Rakuten Launches Prepaid SIM card, Smartphone App for Tourists

Japanese e-commerce company Rakuten Communications has launched a tourism and information smartphone service, J-TripGateway. This mobile advertising service is designed to provide internet access to foreign tourists in Japan. The service combines a prepaid SIM card with a sightseeing information smartphone app which allows visitors to Japan to earn mobile data by viewing advertising content on their smartphones before and during their stay in Japan.

The service is initially aimed at Taiwanese tourists, though Rakuten is also considering expanding it across Asia, Europe and the Americas. On 22 January the J-TripGateway SIM cards became available online on AeroBile.com in Taiwan, and at a later date they will be available through Rakuten Taiwan Ichiba and other e-commerce enterprises and travel agencies in Taiwan.

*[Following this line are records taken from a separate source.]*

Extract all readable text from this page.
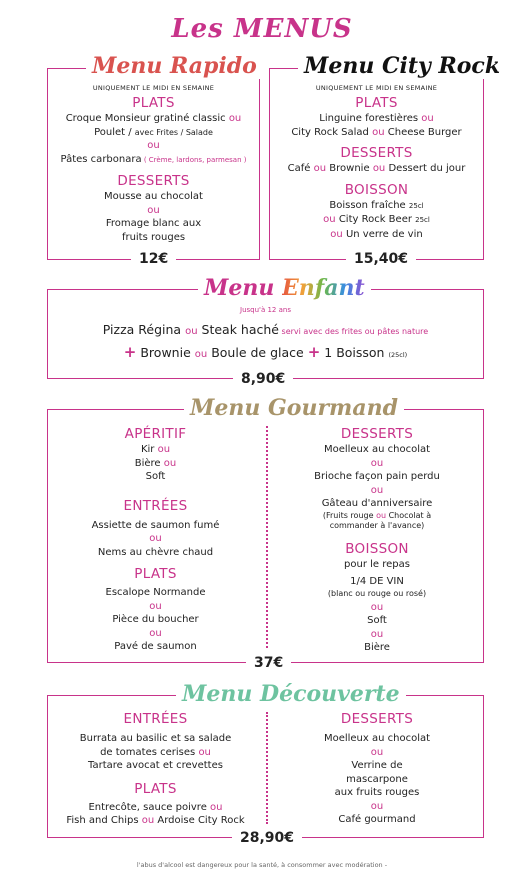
Les MENUS
Menu Rapido
UNIQUEMENT LE MIDI EN SEMAINE
PLATS
Croque Monsieur gratiné classic ou
Poulet / avec Frites / Salade
ou
Pâtes carbonara ( Crème, lardons, parmesan )
DESSERTS
Mousse au chocolat
ou
Fromage blanc aux
fruits rouges
12€
Menu City Rock
UNIQUEMENT LE MIDI EN SEMAINE
PLATS
Linguine forestières ou
City Rock Salad ou Cheese Burger
DESSERTS
Café ou Brownie ou Dessert du jour
BOISSON
Boisson fraîche 25cl
ou City Rock Beer 25cl
ou Un verre de vin
15,40€
Menu Enfant
Jusqu'à 12 ans
Pizza Régina ou Steak haché servi avec des frites ou pâtes nature
+ Brownie ou Boule de glace + 1 Boisson (25cl)
8,90€
Menu Gourmand
APÉRITIF
Kir ou
Bière ou
Soft
ENTRÉES
Assiette de saumon fumé
ou
Nems au chèvre chaud
PLATS
Escalope Normande
ou
Pièce du boucher
ou
Pavé de saumon
DESSERTS
Moelleux au chocolat
ou
Brioche façon pain perdu
ou
Gâteau d'anniversaire
(Fruits rouge ou Chocolat à
commander à l'avance)
BOISSON
pour le repas
1/4 DE VIN
(blanc ou rouge ou rosé)
ou
Soft
ou
Bière
37€
Menu Découverte
ENTRÉES
Burrata au basilic et sa salade
de tomates cerises ou
Tartare avocat et crevettes
PLATS
Entrecôte, sauce poivre ou
Fish and Chips ou Ardoise City Rock
DESSERTS
Moelleux au chocolat
ou
Verrine de
mascarpone
aux fruits rouges
ou
Café gourmand
28,90€
l'abus d'alcool est dangereux pour la santé, à consommer avec modération -
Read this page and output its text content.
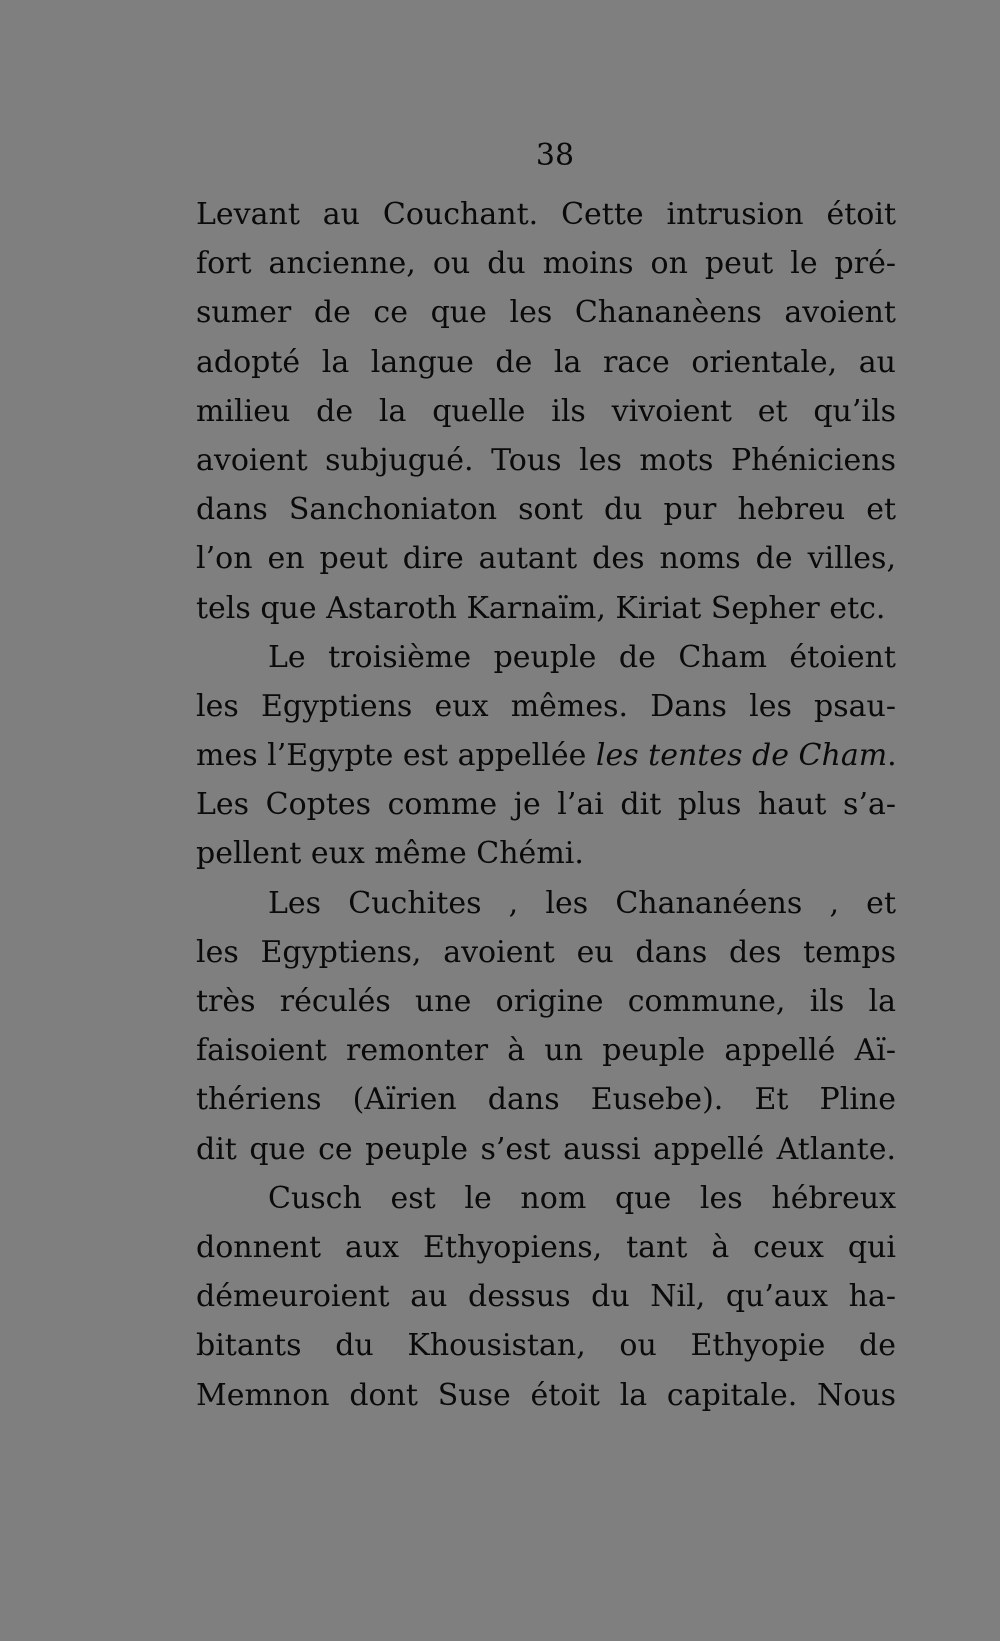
38
Levant au Couchant. Cette intrusion étoit
fort ancienne, ou du moins on peut le pré-
sumer de ce que les Chananèens avoient
adopté la langue de la race orientale, au
milieu de la quelle ils vivoient et qu’ils
avoient subjugué. Tous les mots Phéniciens
dans Sanchoniaton sont du pur hebreu et
l’on en peut dire autant des noms de villes,
tels que Astaroth Karnaïm, Kiriat Sepher etc.
Le troisième peuple de Cham étoient
les Egyptiens eux mêmes. Dans les psau-
mes l’Egypte est appellée les tentes de Cham.
Les Coptes comme je l’ai dit plus haut s’a-
pellent eux même Chémi.
Les Cuchites , les Chananéens , et
les Egyptiens, avoient eu dans des temps
très réculés une origine commune, ils la
faisoient remonter à un peuple appellé Aï-
thériens (Aïrien dans Eusebe). Et Pline
dit que ce peuple s’est aussi appellé Atlante.
Cusch est le nom que les hébreux
donnent aux Ethyopiens, tant à ceux qui
démeuroient au dessus du Nil, qu’aux ha-
bitants du Khousistan, ou Ethyopie de
Memnon dont Suse étoit la capitale. Nous
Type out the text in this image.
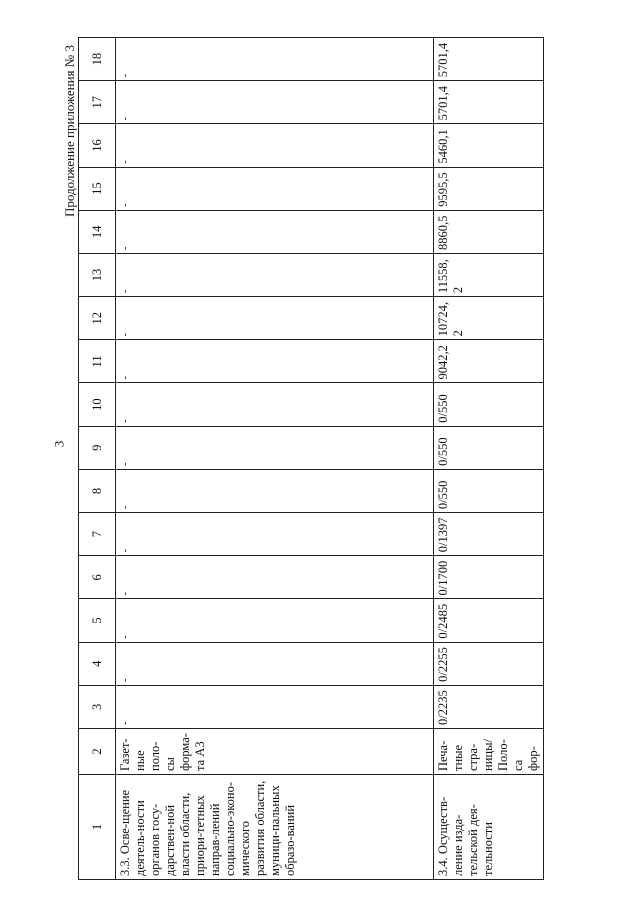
3
Продолжение приложения № 3
1	2	3	4	5	6	7	8	9	10	11	12	13	14	15	16	17	18
3.3. Осве-щение деятель-ности органов госу-дарствен-ной власти области, приори-тетных направ-лений социально-эконо-мического развития области, муници-пальных образо-ваний	Газет-ные поло-сы форма-та А3	-	-	-	-	-	-	-	-	-	-	-	-	-	-	-	-
3.4. Осуществ-ление изда-тельской дея-тельности	Печа-тные стра-ницы/ Поло-са фор-	0/2235	0/2255	0/2485	0/1700	0/1397	0/550	0/550	0/550	9042,2	10724,2	11558,2	8860,5	9595,5	5460,1	5701,4	5701,4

Advertising content partners include Taiwanese tourist booking service KKday Tours, as well as Rakuten services Voyagin and Rakuten Ticket, and tour and sightseeing information provided by travel companies in Japan. J-TripGateway is available for a recommended price of JPY 1,000 (US $9.02) for the basic version and JPY 1,800 (US $16.24) for a version with higher allowances.

Tarifica’s Take

Rakuten, an e-commerce and internet giant sometimes called “the Amazon of Japan,” has been offering MVNO services for several years now, over the network of NTT DoCoMo. This latest offering, aimed at Taiwanese tourists, is interesting because of the way in which it is built around mobile advertising. This kind of advertising, while certainly effective in many cases, has the potential to alienate users because it can be perceived as annoying at best and invasive of privacy at worst. But J-TripGateway gets around these problems by targeting an audience that will likely not share these objections.

For one thing, tourists in Japan will probably welcome ads that inform them of opportunities relating to their travels, especially considering that the ads are paired with sightseeing information. Furthermore, as the SIM is intended for short-term use, buyers can be expected to be more tolerant of the ads than long-term mobile subscribers would be. And finally, of course, linking bonus data to ad viewing increases the appeal for any user. On the whole, we feel this is a clever use of a mobile advertising platform in a tailored, special-purpose short-term MVNO offering.